Kaufman Grapples with Dissociation Again in I’m Thinking of Ending Things

There’s a running situation (it can’t really be called a “gag”) in his 2008 film Synechdoche, New York that encapsulates the feeling present throughout Charlie Kaufman’s latest, I’m Thinking of Ending Things, adapted quite faithfully from the novel by Iain Reid. In the former film, one of the main character’s love interests drives past a house that is for sale and on a whim heads inside to look at it. The house is on fire—literally flaming, with smoke curling up out of holes in the wall—the realtor and the woman both remark on it. She buys the house anyway, and the narrative just continues, occasionally returning to her house as decades pass. With each visit, the smoke is thicker, the flames higher, until she dies of smoke inhalation.
The point I picked up from this is that she has a problem with running toward situations that are obviously dangerous and self-destructive and stupid. But that’s me. It’s metaphorical in a way that resists easy interpretation, and you’re supposed to get from it what you yourself get from it. It is how an addled theater director whose life is crumbling would interpret it on a stage, leaving that last crucial bit of epiphany to the audience.
I was sure I’m Thinking of Ending Things had to have been hammered into a different shape to fit director Charlie Kaufman’s peculiarities since he is not, as a general rule, a guy whose narratives fit neatly into the conceptions of others. As it turns out, Reid’s novel so perfectly expresses Kaufman’s obsessions that he ends up needing to change very little. Dissociation and alienation are evident themes right from the jump, and even Kaufman’s teardown of the ending may do a better job of conveying Reid’s central idea than Reid’s own book does. Kaufman is a director who seems to delight in surreal, liminal spaces, and Reid’s book (spoiler alert) takes place in nothing but.
Jake knew we were going to end it. Somehow he knew. We never told him. We were only thinking about it. But he knew.

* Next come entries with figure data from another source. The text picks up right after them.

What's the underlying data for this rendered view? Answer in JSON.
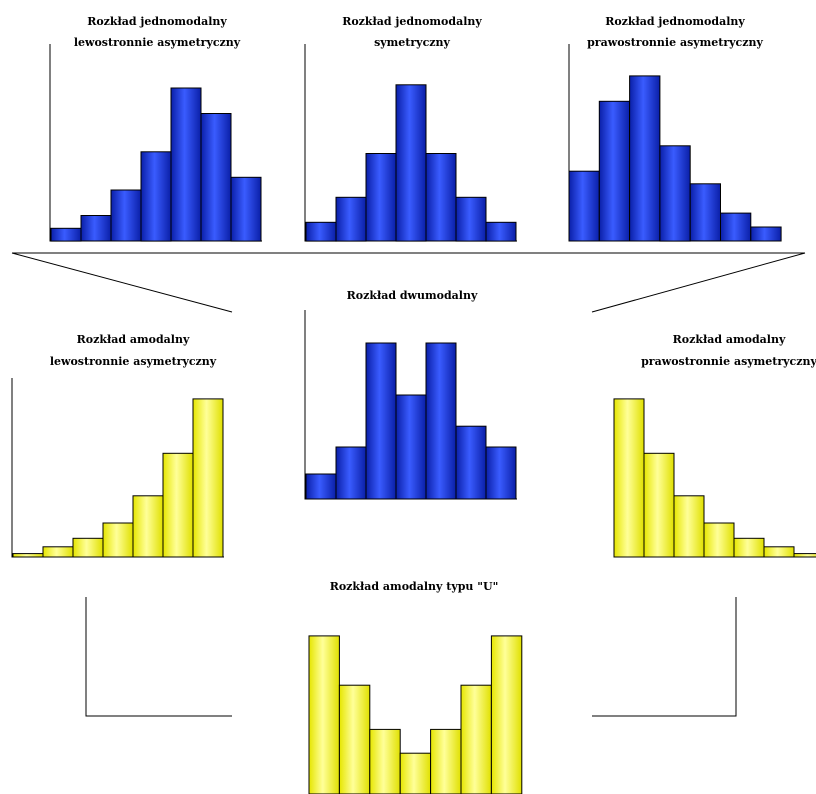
{
  "colors": {
    "blue_bar": "#1133e6",
    "yellow_bar": "#ffff44",
    "bar_outline": "#000000",
    "axis": "#000000"
  },
  "chart_data": [
    {
      "type": "bar",
      "title": "Rozkład jednomodalny lewostronnie asymetryczny",
      "title_lines": [
        "Rozkład jednomodalny",
        "lewostronnie asymetryczny"
      ],
      "color": "blue",
      "values": [
        1,
        2,
        4,
        7,
        12,
        10,
        5
      ]
    },
    {
      "type": "bar",
      "title": "Rozkład jednomodalny symetryczny",
      "title_lines": [
        "Rozkład jednomodalny",
        "symetryczny"
      ],
      "color": "blue",
      "values": [
        1.5,
        3.5,
        7,
        12.5,
        7,
        3.5,
        1.5
      ]
    },
    {
      "type": "bar",
      "title": "Rozkład jednomodalny prawostronnie asymetryczny",
      "title_lines": [
        "Rozkład jednomodalny",
        "prawostronnie asymetryczny"
      ],
      "color": "blue",
      "values": [
        5.5,
        11,
        13,
        7.5,
        4.5,
        2.2,
        1.1
      ]
    },
    {
      "type": "bar",
      "title": "Rozkład dwumodalny",
      "title_lines": [
        "Rozkład dwumodalny"
      ],
      "color": "blue",
      "values": [
        1.2,
        2.5,
        7.5,
        5,
        7.5,
        3.5,
        2.5
      ]
    },
    {
      "type": "bar",
      "title": "Rozkład amodalny lewostronnie asymetryczny",
      "title_lines": [
        "Rozkład amodalny",
        "lewostronnie asymetryczny"
      ],
      "color": "yellow",
      "values": [
        0.2,
        0.6,
        1.1,
        2,
        3.6,
        6.1,
        9.3
      ]
    },
    {
      "type": "bar",
      "title": "Rozkład amodalny prawostronnie asymetryczny",
      "title_lines": [
        "Rozkład amodalny",
        "prawostronnie asymetryczny"
      ],
      "color": "yellow",
      "values": [
        9.3,
        6.1,
        3.6,
        2,
        1.1,
        0.6,
        0.2
      ]
    },
    {
      "type": "bar",
      "title": "Rozkład amodalny typu \"U\"",
      "title_lines": [
        "Rozkład amodalny typu \"U\""
      ],
      "color": "yellow",
      "values": [
        9.3,
        6.4,
        3.8,
        2.4,
        3.8,
        6.4,
        9.3
      ]
    }
  ]
}
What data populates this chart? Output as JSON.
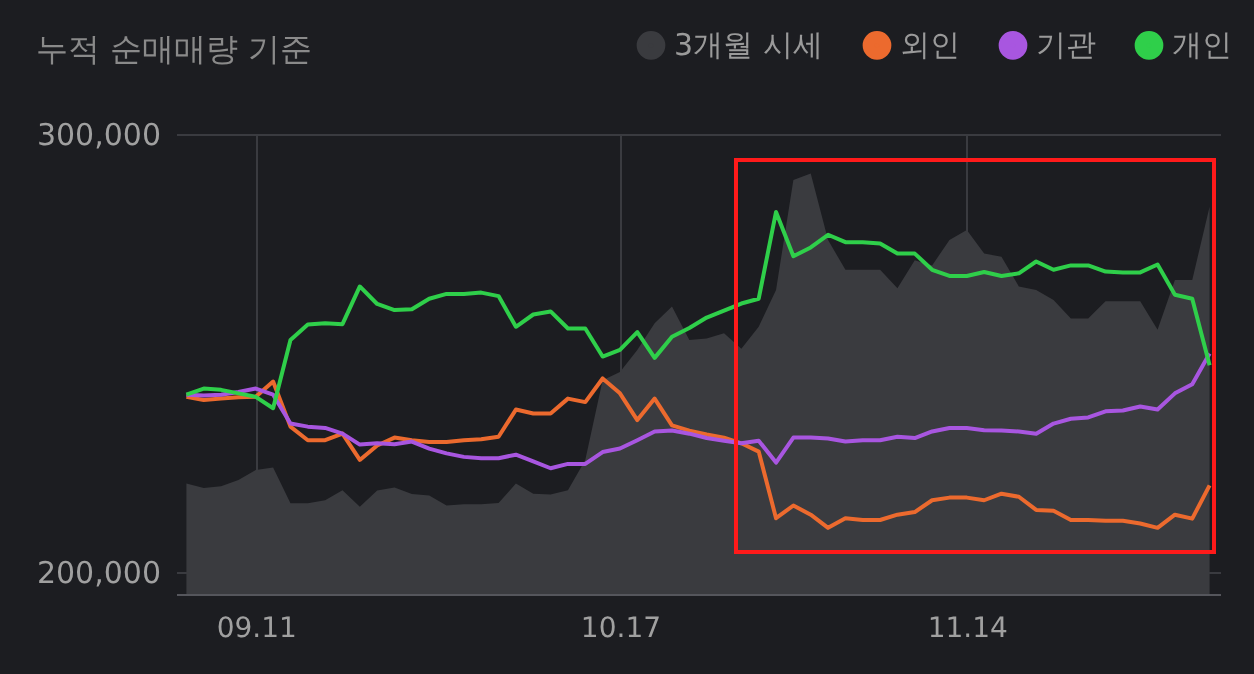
{
  "chart_data": {
    "type": "line",
    "title": "누적 순매매량 기준",
    "categories": [
      null,
      null,
      null,
      null,
      "09.11",
      null,
      null,
      null,
      null,
      null,
      null,
      null,
      null,
      null,
      null,
      null,
      null,
      null,
      null,
      null,
      null,
      null,
      null,
      null,
      null,
      "10.17",
      null,
      null,
      null,
      null,
      null,
      null,
      null,
      null,
      null,
      null,
      null,
      null,
      null,
      null,
      null,
      null,
      null,
      null,
      null,
      "11.14",
      null,
      null,
      null,
      null,
      null,
      null,
      null,
      null,
      null,
      null,
      null,
      null,
      null,
      null
    ],
    "series": [
      {
        "name": "3개월 시세",
        "type": "area",
        "color": "#3a3b3f",
        "values": [
          220200,
          219200,
          219600,
          221000,
          223300,
          223900,
          215700,
          215700,
          216400,
          218700,
          214900,
          218600,
          219300,
          217800,
          217500,
          215200,
          215500,
          215500,
          215800,
          220200,
          217900,
          217700,
          218700,
          225600,
          243800,
          245700,
          250700,
          256800,
          260600,
          253000,
          253300,
          254500,
          251000,
          256000,
          264400,
          289500,
          291000,
          275800,
          269000,
          269000,
          269000,
          264800,
          271200,
          270000,
          275800,
          278100,
          272700,
          272000,
          265200,
          264400,
          262100,
          257900,
          257900,
          261800,
          261800,
          261800,
          255300,
          266700,
          266700,
          283400
        ]
      },
      {
        "name": "외인",
        "color": "#ec6a2e",
        "values": [
          240000,
          239300,
          239600,
          239900,
          240000,
          243500,
          233200,
          230100,
          230100,
          231600,
          225600,
          228900,
          230700,
          230100,
          229700,
          229700,
          230100,
          230300,
          230900,
          237100,
          236200,
          236200,
          239600,
          238800,
          244200,
          240800,
          234700,
          239600,
          233500,
          232300,
          231400,
          230700,
          229400,
          227500,
          212300,
          215200,
          213100,
          210100,
          212300,
          211900,
          211900,
          213100,
          213700,
          216400,
          217000,
          217000,
          216400,
          217900,
          217200,
          214200,
          214000,
          211900,
          211900,
          211700,
          211700,
          211100,
          210100,
          213100,
          212200,
          219800
        ]
      },
      {
        "name": "기관",
        "color": "#a856e0",
        "values": [
          240500,
          240300,
          240500,
          241100,
          241900,
          240500,
          233900,
          233200,
          232900,
          231600,
          229100,
          229400,
          229200,
          229800,
          228200,
          227100,
          226300,
          226000,
          226000,
          226800,
          225300,
          223700,
          224700,
          224700,
          227400,
          228200,
          230100,
          232100,
          232300,
          231600,
          230600,
          230000,
          229400,
          230000,
          225000,
          230700,
          230700,
          230500,
          229800,
          230100,
          230100,
          230900,
          230600,
          232100,
          232900,
          232900,
          232400,
          232300,
          232100,
          231600,
          233900,
          235000,
          235300,
          236700,
          236900,
          237800,
          237100,
          240800,
          242900,
          249900
        ]
      },
      {
        "name": "개인",
        "color": "#2fcf4a",
        "values": [
          240500,
          241900,
          241600,
          240800,
          240000,
          237400,
          253000,
          256500,
          256800,
          256600,
          265200,
          261200,
          259800,
          260000,
          262400,
          263500,
          263500,
          263800,
          263000,
          256000,
          258800,
          259500,
          255600,
          255600,
          249200,
          250700,
          254800,
          248900,
          253700,
          255700,
          258100,
          259700,
          261300,
          262400,
          282200,
          272100,
          274100,
          277000,
          275300,
          275300,
          275000,
          272700,
          272700,
          269000,
          267600,
          267600,
          268500,
          267600,
          268200,
          270900,
          269000,
          270000,
          270000,
          268600,
          268400,
          268400,
          270200,
          263300,
          262400,
          247200
        ]
      }
    ],
    "ylim": [
      195000,
      300000
    ],
    "yticks": [
      {
        "value": 200000,
        "label": "200,000"
      },
      {
        "value": 300000,
        "label": "300,000"
      }
    ],
    "grid": true,
    "legend": "top right"
  }
}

An unnamed (really a many-named) young woman (Jessie Buckley) and her boyfriend of the moment, Jake (Jesse Plemons), are driving up to meet his parents for dinner on a secluded old farmstead in the midst of a winter storm. She is thinking of breaking it off with Jake but can’t bring herself to do it for myriad reasons: It requires effort, maybe it’s a mistake to write him off, maybe she should settle, maybe she’ll miss out on whatever goodness he could bring to her life. She doesn’t not like him, she just doesn’t love him, and now she’s worried that her coming to his parents’ house will send the wrong message to him. But what else can she do but say, “yes?”
Over the course of the book and the film, the woman tells us about how the two met and why she is thinking of ending things, interspersed between scenes of her navigating an extremely awkward evening with Jake and his parents (played in various stages of decrepitude by Toni Collette and David Thewlis). All the while, she is being called by some strange man who leaves cryptic messages on her voicemail, seemingly calling from her own number. (The woman is unnamed in the book, but the movie somewhat confusingly keeps giving her a different name for reasons that will become clear—this isn’t very well explained in scenes when she’s answering her phone and there’s a different name on the caller ID each time.)
Both book and film end roughly the same way, and in both cases we feel the dread of it coming long before it arrives: The woman does not really exist. Jake is fabricating her as part of an elaborate coping mechanism for a life of missed opportunities, isolation and alienation. We are joining him as this elaborate fabrication proceeds to its logical endpoint, where he can’t escape his own belief that he inevitably drives potential lovers away. And so the fiction unravels and he ends things.
How film and book arrive at that same conclusion in different ways makes I’m Thinking of Ending Things, film and book, one of the most interesting adaptations I can think of in years.